Ciągle trwają lub powstały w drugim rzędzie, zmieniając czasem kilkakrotnie szyld i właścicieli:
„Inna”/”Osa„(alkohole)/”Globi” Młodzieńcza 27a, Margo”/”Beata”/„Mirabelka” Korzystna 39a r. Młodzieńczej, „Wysepka” (Wolińska), „Pod strzechą” Jórskiego 30, Penelopy r. Blokowej, Przy Wodzie (obok kiosk), Łodygowa 4 r. Chałupniczej (wcześniej szafy Komandor), Krynoliny 20a, Płońska 41, „Mati” Pszczyńska 21, Rolanda r. Fioletowej (d. „Emka”).
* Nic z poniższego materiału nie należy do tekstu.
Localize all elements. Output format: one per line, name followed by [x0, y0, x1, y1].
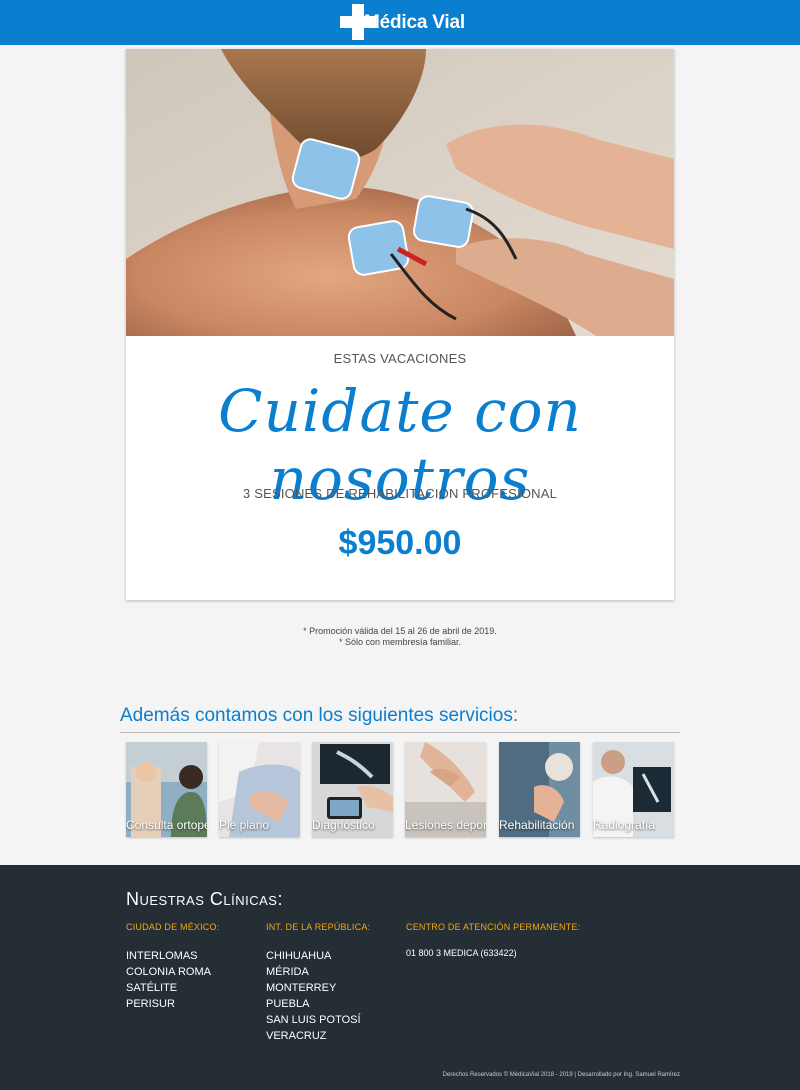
service-tile-radiografia[interactable]: Radiografía [593, 742, 674, 837]
promo-note: * Sólo con membresía familiar. [338, 637, 462, 647]
footer: Nuestras Clínicas: CIUDAD DE MÉXICO: INT… [0, 865, 800, 1090]
service-label: Rehabilitación [499, 818, 575, 832]
service-tile-rehabilitacion[interactable]: Rehabilitación [499, 742, 580, 837]
clinic-link[interactable]: COLONIA ROMA [126, 964, 219, 980]
clinic-link[interactable]: SAN LUIS POTOSÍ [266, 1012, 370, 1028]
promo-note: * Promoción válida del 15 al 26 de abril… [303, 626, 497, 636]
promo-kicker: ESTAS VACACIONES [333, 351, 467, 366]
service-label: Diagnóstico [312, 818, 375, 832]
phone-number[interactable]: 01 800 3 MEDICA (633422) [406, 948, 580, 958]
brand-name: Médica Vial [364, 12, 465, 33]
clinics-column-cdmx: CIUDAD DE MÉXICO: INTERLOMAS COLONIA ROM… [126, 922, 219, 1012]
service-label: Consulta ortopédica [126, 818, 207, 832]
clinic-link[interactable]: PUEBLA [266, 996, 370, 1012]
promo-card: ESTAS VACACIONES Cuidate con nosotros 3 … [126, 49, 674, 600]
hero-image [126, 49, 674, 336]
service-label: Radiografía [593, 818, 656, 832]
copyright: Derechos Reservados © MédicaVial 2018 - … [442, 1072, 680, 1078]
clinic-link[interactable]: CHIHUAHUA [266, 948, 370, 964]
service-tile-diagnostico[interactable]: Diagnóstico [312, 742, 393, 837]
promo-subline: 3 SESIONES DE REHABILITACIÓN PROFESIONAL [242, 486, 558, 501]
services-title: Además contamos con los siguientes servi… [120, 705, 519, 726]
brand-logo[interactable]: Médica Vial [340, 4, 470, 40]
column-heading: CIUDAD DE MÉXICO: [126, 922, 220, 932]
column-heading: INT. DE LA REPÚBLICA: [266, 922, 371, 932]
footer-title: Nuestras Clínicas: [126, 889, 283, 909]
promo-notes: * Promoción válida del 15 al 26 de abril… [0, 626, 800, 648]
service-tile-lesiones-deportivas[interactable]: Lesiones deportivas [405, 742, 486, 837]
clinic-link[interactable]: INTERLOMAS [126, 948, 219, 964]
clinic-link[interactable]: MÉRIDA [266, 964, 370, 980]
service-label: Pie plano [219, 818, 270, 832]
top-bar: Médica Vial [0, 0, 800, 45]
clinic-link[interactable]: SATÉLITE [126, 980, 219, 996]
clinics-column-republica: INT. DE LA REPÚBLICA: CHIHUAHUA MÉRIDA M… [266, 922, 370, 1044]
clinic-link[interactable]: PERISUR [126, 996, 219, 1012]
service-tile-pie-plano[interactable]: Pie plano [219, 742, 300, 837]
attention-center-column: CENTRO DE ATENCIÓN PERMANENTE: 01 800 3 … [406, 922, 580, 958]
service-label: Lesiones deportivas [405, 818, 486, 832]
service-tile-consulta-ortopedica[interactable]: Consulta ortopédica [126, 742, 207, 837]
clinic-link[interactable]: MONTERREY [266, 980, 370, 996]
column-heading: CENTRO DE ATENCIÓN PERMANENTE: [406, 922, 581, 932]
promo-price: $950.00 [338, 524, 462, 562]
divider [120, 732, 680, 733]
clinic-link[interactable]: VERACRUZ [266, 1028, 370, 1044]
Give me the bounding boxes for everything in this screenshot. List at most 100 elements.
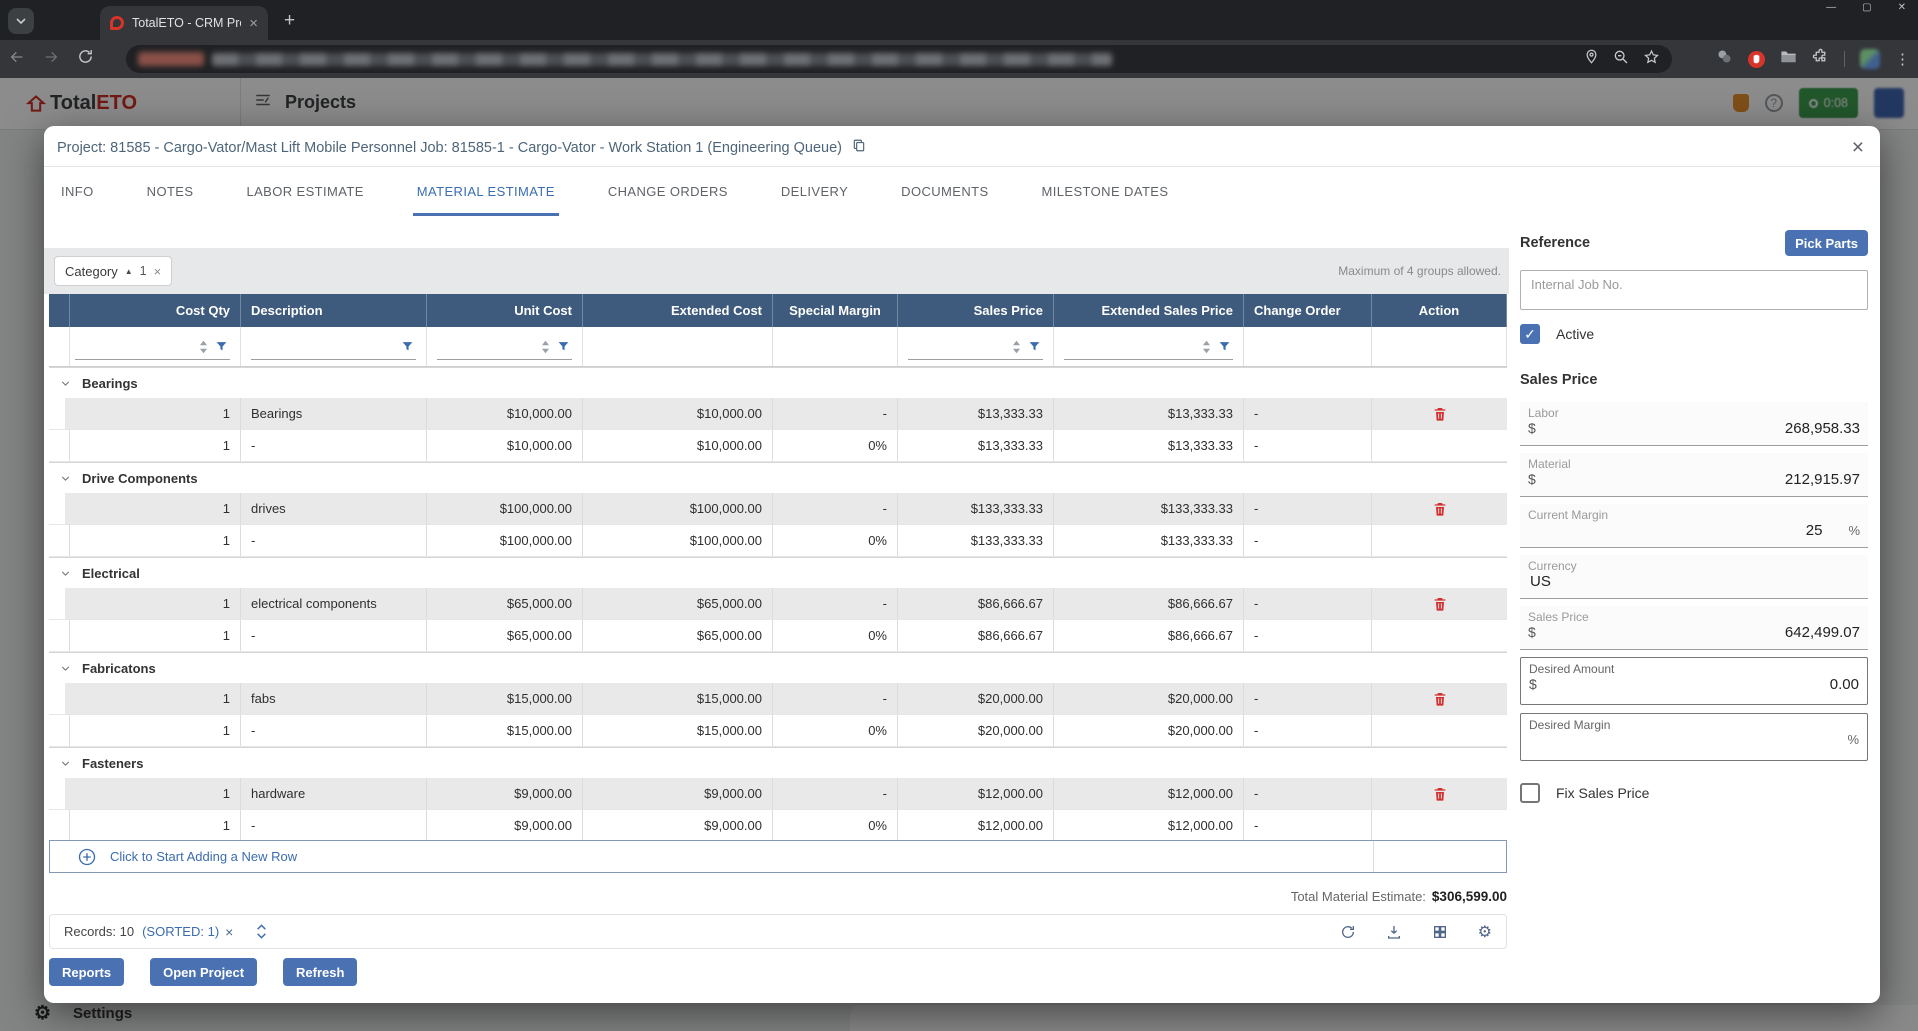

W ostatnich latach powstały głownie dyskonty i sieciówki: portugalska Biedronka (Fersta- poprzednio Marcpol, Kraśnicka, 2013), Żabki (Wolińska, Łodygowa, Freshmarket w piekarni, 2014), niemiecki Aldi (Radzymińska, 2015), carrefourowskie Globi (Młodzieńcza, poprzednio Inna). Otworzono również warzywną „Witaminkę” w dawnym mięsnym „Kuperku-Lenarciku” na Blokowej 23, nawet obleganą.
W wielu sklepach można nabyć alkohole, jednak specjalizują się w nich sklepy: Radzymińska 161, Radzymińska 192 (Planet), Łodygowa 20, Młodzieńcza 3 (litewskie), Wyspowa 2, Blokowa 21 (po dawnej Sabie). Kilka lat temu na Łodygowej 4 istniał sklep z winami.
W wyroby cukiernicze zaopatrywał zawsze Górski z Jórskiego 20 (dziś już jego następca), po 2010 r. powstało „zagłębie” cukiernicze na początku Łodygowej: Oskroba, Grzybki, Gromulska (niedawno rozebrana pod znowu odłożone poszerzenie Łodygowej). Najpopularniejsze ciastka (nie zawsze pierwszej świeżości) są w asortymencie wielu innych sklepów.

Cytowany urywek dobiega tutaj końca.